The census ended at midnight on Oct. 15; however, census workers will be independently surveying a sample of the Quad-Cities population to measure the accuracy and quality of the once-a-decade tally, said Denise Bulat, executive director of the Bi-State Regional Commission.
A limited number of addresses from across the country were scientifically selected to represent the entire population, Bulat said. Addresses were then randomly chosen by the Census Bureau to participate in the follow-up survey.
Even if a person responded to the 2020 Census, the Census Bureau still needs individuals to respond to the survey to help measure how well it counted the nation and improve the next census, Bulat said.

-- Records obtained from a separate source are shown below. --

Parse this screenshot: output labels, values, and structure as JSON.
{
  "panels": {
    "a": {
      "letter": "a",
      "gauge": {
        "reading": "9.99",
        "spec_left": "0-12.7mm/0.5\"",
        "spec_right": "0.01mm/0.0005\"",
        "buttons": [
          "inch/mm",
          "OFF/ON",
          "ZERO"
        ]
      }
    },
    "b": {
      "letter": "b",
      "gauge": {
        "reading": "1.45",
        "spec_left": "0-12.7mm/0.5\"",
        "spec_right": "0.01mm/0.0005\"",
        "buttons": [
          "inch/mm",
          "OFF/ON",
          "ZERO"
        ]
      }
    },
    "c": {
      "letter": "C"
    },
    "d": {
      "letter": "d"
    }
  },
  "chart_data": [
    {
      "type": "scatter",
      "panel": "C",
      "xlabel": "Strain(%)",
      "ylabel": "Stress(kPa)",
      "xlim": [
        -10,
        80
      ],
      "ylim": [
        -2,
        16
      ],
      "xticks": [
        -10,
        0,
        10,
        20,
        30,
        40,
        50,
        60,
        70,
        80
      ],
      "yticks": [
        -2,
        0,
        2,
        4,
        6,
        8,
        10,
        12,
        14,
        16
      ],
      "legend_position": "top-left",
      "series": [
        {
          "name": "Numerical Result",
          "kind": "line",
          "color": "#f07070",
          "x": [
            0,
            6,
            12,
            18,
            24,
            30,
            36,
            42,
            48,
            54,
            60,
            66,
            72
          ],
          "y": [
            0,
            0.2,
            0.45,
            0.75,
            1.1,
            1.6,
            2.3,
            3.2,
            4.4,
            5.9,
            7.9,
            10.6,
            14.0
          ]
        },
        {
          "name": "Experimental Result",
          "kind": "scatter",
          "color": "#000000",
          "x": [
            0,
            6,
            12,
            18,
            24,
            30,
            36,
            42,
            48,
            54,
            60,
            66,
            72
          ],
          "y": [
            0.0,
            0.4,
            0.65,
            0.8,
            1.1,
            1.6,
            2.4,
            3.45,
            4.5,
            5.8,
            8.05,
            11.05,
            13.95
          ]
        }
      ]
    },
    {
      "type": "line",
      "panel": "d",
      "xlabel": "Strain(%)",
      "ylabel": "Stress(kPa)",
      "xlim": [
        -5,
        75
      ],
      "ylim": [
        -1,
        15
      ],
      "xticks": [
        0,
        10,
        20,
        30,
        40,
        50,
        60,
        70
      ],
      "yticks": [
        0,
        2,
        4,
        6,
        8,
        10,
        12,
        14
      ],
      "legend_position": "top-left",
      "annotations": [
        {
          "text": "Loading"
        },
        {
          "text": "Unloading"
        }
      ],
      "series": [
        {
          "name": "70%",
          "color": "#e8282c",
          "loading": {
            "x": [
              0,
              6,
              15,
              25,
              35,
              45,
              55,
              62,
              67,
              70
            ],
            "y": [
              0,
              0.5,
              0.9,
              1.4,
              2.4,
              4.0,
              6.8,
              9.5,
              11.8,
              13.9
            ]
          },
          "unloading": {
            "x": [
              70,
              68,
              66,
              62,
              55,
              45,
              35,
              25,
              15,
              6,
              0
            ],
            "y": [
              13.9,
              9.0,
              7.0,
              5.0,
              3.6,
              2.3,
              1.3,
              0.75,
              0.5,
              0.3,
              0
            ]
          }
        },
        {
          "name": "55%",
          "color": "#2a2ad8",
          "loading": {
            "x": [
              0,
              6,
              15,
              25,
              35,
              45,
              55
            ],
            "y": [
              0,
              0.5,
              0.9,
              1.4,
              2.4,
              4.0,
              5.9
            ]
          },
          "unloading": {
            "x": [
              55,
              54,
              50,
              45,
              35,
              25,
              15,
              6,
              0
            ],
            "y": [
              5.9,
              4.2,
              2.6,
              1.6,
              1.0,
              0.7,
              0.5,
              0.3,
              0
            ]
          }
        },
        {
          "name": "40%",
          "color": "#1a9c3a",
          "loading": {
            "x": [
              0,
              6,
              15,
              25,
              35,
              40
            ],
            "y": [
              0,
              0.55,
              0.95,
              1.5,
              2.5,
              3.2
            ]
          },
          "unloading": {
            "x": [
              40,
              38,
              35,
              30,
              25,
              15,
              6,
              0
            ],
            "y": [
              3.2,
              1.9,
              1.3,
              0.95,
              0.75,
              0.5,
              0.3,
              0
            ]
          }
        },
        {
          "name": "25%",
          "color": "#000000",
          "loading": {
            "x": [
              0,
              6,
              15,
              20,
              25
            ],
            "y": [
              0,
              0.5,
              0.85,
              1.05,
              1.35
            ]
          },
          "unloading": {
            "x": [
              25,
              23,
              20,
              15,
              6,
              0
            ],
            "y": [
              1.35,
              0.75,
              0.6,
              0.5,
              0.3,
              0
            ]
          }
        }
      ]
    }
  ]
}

"The survey estimates how many people and housing units were missed or counted erroneously in the census," she said.
Answers are kept anonymous, and the Census Bureau is bound by law to only use responses to produce statistics and is publicly prohibited from releasing responses in a way that could identify someone or their household.

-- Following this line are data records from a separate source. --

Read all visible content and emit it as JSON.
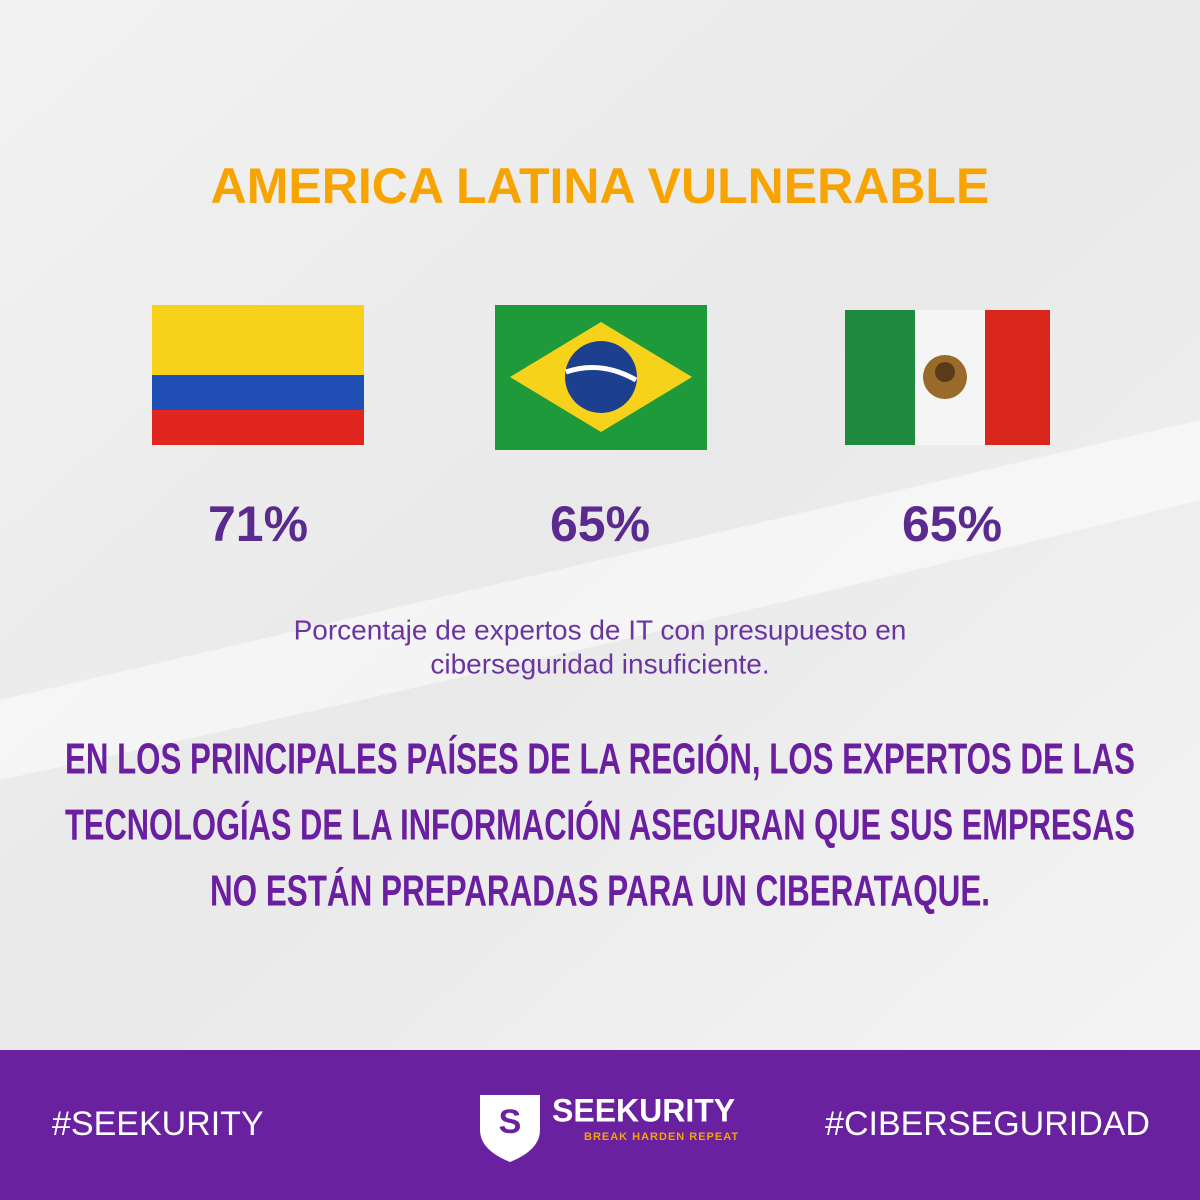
{
  "header": {
    "title": "AMERICA LATINA VULNERABLE"
  },
  "stats": [
    {
      "label": "71%"
    },
    {
      "label": "65%"
    },
    {
      "label": "65%"
    }
  ],
  "caption": [
    "Porcentaje de expertos de IT con presupuesto en",
    "ciberseguridad insuficiente."
  ],
  "statement": [
    "EN LOS PRINCIPALES PAÍSES DE LA REGIÓN, LOS EXPERTOS DE LAS",
    "TECNOLOGÍAS DE LA INFORMACIÓN ASEGURAN QUE SUS EMPRESAS",
    "NO ESTÁN PREPARADAS PARA UN CIBERATAQUE."
  ],
  "footer": {
    "left": "#SEEKURITY",
    "logo_letter": "S",
    "brand": "SEEKURITY",
    "tagline": "BREAK HARDEN REPEAT",
    "right": "#CIBERSEGURIDAD"
  }
}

Population numbers from the census will be used to decide states’ congressional seats and determine how $675 billion in funding is distributed statewide and locally, whether for housing programs; water, sewer, road, bridge and other infrastructure improvements; or school funding.
Residents can follow a link at www.census.gov to verify whether a person is a Census Bureau worker conducting a post-enumeration survey.
Additionally, the Census Bureau will send a follow-up letter to selected homes that did not answer the survey, due to concerns about authenticity, Bulat said.
Surveys will be conducted into 2021, with results available in late 2021 and early 2022.
"We will get first aggregated numbers for counties, states and district, and then it will get more refined to the nitty gritty," Bulat said of 2020 Census results. "It won’t be until 2022 we start getting down into our community sizes and our census blocks and census tracts. It takes some time."
Bulat noted that following the 2000 U.S. Census, the East Moline Correctional Center's population was almost omitted after a Census Bureau computer mistakenly placed the prison in Oak Grove, Ill.
Because the two towns are in the same county, the error went unnoticed at first, until Oak Grove officials noticed the community's population had grown by roughly 600 residents and knew it must be a mistake.
The revised count put East Moline's 2000 census population at 21,431, up from the 20,333 count without the correctional center's population, the Quad-City Times reported at the time.